AI Playbook

Build a Theory of Change with AI

6 steps · Works with any AI assistant · No signup required

Analyze the Problem

Before designing a theory of change, you need a rigorous understanding of the problem itself. This prompt produces a structured problem analysis that separates what you know from what you are assuming, which becomes the foundation for every subsequent step.

Prompt for this step

You are a senior M&E specialist with expertise in problem analysis, root cause diagnosis, and program design. Based on the program brief above, produce a rigorous problem analysis that will serve as the foundation for a Theory of Change.

Produce the following labelled sections:

1. **Problem statement** (2-3 sentences)
   - The core problem in precise, bounded language
   - Who is primarily affected and where
   - Why this problem matters now (urgency, policy window, or worsening trend)

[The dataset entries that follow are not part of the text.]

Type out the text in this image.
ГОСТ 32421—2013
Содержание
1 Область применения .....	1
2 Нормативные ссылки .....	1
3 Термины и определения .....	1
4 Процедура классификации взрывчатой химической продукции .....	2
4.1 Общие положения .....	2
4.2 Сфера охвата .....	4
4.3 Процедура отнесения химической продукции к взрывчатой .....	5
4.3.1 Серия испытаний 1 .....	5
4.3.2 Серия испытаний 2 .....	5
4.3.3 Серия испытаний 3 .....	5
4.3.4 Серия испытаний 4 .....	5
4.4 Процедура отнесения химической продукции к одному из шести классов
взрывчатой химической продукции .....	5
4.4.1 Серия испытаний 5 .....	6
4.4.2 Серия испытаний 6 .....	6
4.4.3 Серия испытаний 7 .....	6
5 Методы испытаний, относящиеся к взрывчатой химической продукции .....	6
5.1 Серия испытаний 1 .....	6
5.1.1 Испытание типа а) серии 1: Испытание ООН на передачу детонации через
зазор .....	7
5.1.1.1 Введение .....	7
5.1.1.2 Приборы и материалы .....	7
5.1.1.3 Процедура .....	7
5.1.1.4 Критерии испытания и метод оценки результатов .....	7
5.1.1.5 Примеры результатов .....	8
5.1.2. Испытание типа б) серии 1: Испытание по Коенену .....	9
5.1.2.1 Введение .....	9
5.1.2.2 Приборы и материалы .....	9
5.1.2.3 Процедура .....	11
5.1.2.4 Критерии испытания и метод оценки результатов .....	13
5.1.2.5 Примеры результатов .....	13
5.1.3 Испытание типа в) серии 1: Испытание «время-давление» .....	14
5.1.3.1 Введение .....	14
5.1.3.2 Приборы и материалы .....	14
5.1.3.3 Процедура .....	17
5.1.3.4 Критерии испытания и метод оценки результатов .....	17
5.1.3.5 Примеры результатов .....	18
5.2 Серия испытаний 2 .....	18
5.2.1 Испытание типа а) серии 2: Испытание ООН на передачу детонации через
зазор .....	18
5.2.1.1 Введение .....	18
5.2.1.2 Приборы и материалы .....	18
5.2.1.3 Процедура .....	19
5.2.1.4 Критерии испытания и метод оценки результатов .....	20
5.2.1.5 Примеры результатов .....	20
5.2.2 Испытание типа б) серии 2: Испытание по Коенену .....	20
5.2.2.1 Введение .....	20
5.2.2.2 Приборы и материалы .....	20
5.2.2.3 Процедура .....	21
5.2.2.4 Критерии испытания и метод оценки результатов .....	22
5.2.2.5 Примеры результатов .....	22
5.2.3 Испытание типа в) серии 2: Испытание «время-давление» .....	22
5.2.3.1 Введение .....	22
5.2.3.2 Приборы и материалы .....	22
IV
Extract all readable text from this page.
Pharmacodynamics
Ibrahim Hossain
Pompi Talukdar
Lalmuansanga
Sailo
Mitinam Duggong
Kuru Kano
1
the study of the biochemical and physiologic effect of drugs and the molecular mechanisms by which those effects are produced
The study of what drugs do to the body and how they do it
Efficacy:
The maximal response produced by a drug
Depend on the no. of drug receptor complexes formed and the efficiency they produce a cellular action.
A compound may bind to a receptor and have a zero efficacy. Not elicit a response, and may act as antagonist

2. **Root cause analysis**
   - Identify 3-5 contributing causes, structured as a cause tree (proximate causes first, then underlying structural causes)
   - For each cause, flag status as EVIDENCE-BACKED (with source type noted) or ASSUMPTION
   - Apply a "5 Whys" logic to at least one cause to reach a structural driver

3. **Affected population profile**
   - Primary affected group: size estimate, key characteristics, geographic concentration
   - Secondary affected groups: who else bears spillover effects
   - Relevant disaggregation dimensions (sex, age, disability, income quintile, location, ethnicity, etc.) that should shape program targeting

4. **Problem persistence**
   - Why have previous government, donor, or NGO efforts failed or fallen short?
   - Which assumptions in prior interventions proved wrong?
   - What has changed in the context that makes a new attempt viable now?

5. **Evidence base**
   - What we KNOW (with source type: peer-reviewed, grey literature, program data, expert consultation)
   - What we are ASSUMING (and why the assumption is reasonable or risky)
   - The single biggest evidence gap that should be closed before or during inception

Apply problem tree logic throughout, distinguishing symptoms from causes from structural drivers. Where you are inferring beyond the brief, mark inferences clearly with "INFERRED:" so the user can validate.

Output format: Return a single structured document with the five numbered sections above as headings, using sub-bullets under each. Use structured lists, not tables. Keep the full response between 600-900 words.